Sweet potatoes offer lots of nutrition compared to potatoes! Very high in vitamin A and a good source of vitamins E and C, B vitamins, manganese, potassium and dietary fiber, they’re a great choice if you’re looking for a different starch.

Go healthy this Chanukah and use sweet potatoes when making latkes. They crisp up nicely and are really tasty.

What’s more, as a complex carbohydrate food, sweet potatoes offer a lower glycemic index rating; that’s because it digests slowly, causing a gradual rise in blood sugar so you feel satisfied longer. With all that, it’s time to move sweet potatoes to the “good” carb list!

But how to incorporate them into the dishes traditionally served at Chanukah?

How about sweet potato latkes, which make a colorful addition to any meal?

The addition of a variety of vegetables to the sweet potato batter adds texture and nutrition to this easy recipe. The best part is that you can use any vegetable you like, and you can either fry the latkes on the stove or bake them in the oven to cut calories.

Ingredients:

  • 1 medium onion
  • 1 large potato, peeled (Idaho or Yukon Gold)
  • 2 large sweet potatoes, peeled
  • 1 medium to large carrot
  • 1 red pepper
  • 2 eggs (or ½-cup fat-free liquid egg substitute)
  • 1/3-cup matzah meal or whole-wheat flour
  • Pinch of baking powder (¼ tsp.)
  • 2 tsp. salt (or to taste)
  • ½-tsp. turmeric
  • 1 tsp. pepper (or to taste)
  • ½-cup oil, for frying*
  • plain Greek yogurt (optional topping)
  • unsweetened applesauce and cinnamon (optional topping)

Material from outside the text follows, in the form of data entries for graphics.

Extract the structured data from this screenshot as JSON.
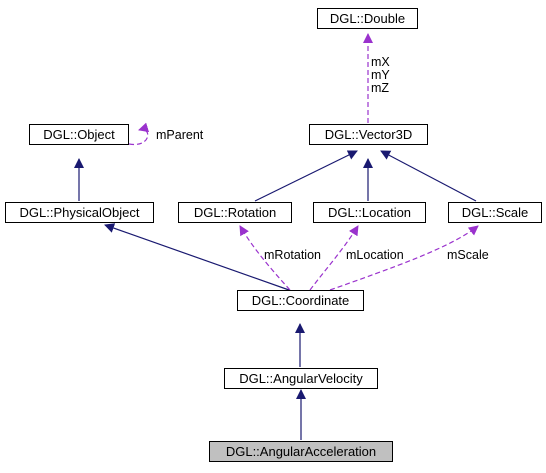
{
  "colors": {
    "inheritance": "#191970",
    "member": "#9a32cd",
    "current_fill": "#c0c0c0",
    "node_fill": "#ffffff",
    "border": "#000000"
  },
  "nodes": {
    "double": "DGL::Double",
    "vector3d": "DGL::Vector3D",
    "object": "DGL::Object",
    "physical_object": "DGL::PhysicalObject",
    "rotation": "DGL::Rotation",
    "location": "DGL::Location",
    "scale": "DGL::Scale",
    "coordinate": "DGL::Coordinate",
    "angular_velocity": "DGL::AngularVelocity",
    "angular_acceleration": "DGL::AngularAcceleration"
  },
  "edge_labels": {
    "double_members": [
      "mX",
      "mY",
      "mZ"
    ],
    "parent": "mParent",
    "rotation": "mRotation",
    "location": "mLocation",
    "scale": "mScale"
  }
}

* If baking, pour oil into a small bowl for “painting” latkes before they are placed in the oven.

Directions:

  1. In a large bowl, grate the vegetables one-by-one, using a hand grater or the food processor. If using a food processor, do not overprocess – try to retain some texture.
  2. Add eggs and remaining ingredients (except for the oil), mixing until batter is well-blended. If the mixture is watery, add another small handful of flour or matzo meal.
  3. To fry on stove, heat oil in a large skillet at medium high. Add spoonfuls of batter to hot oil. Brown on both sides for three to five minutes or until latkes are golden brown and firm. Remove latkes to drain on paper towels for a few minutes. Can be served right away or re-heated later.
  4. To bake in oven, first use a basting brush to “paint” a thin layer of oil on a baking pan where you will place each latke. Place the pancakes, then use the brush to lightly paint the top of each latke. Bake at 375°F, using the middle rack of your oven, for 10 to 15 minutes on each side, until golden brown and crispy. Baking time can depend on size and moisture level, so keep an eye on them.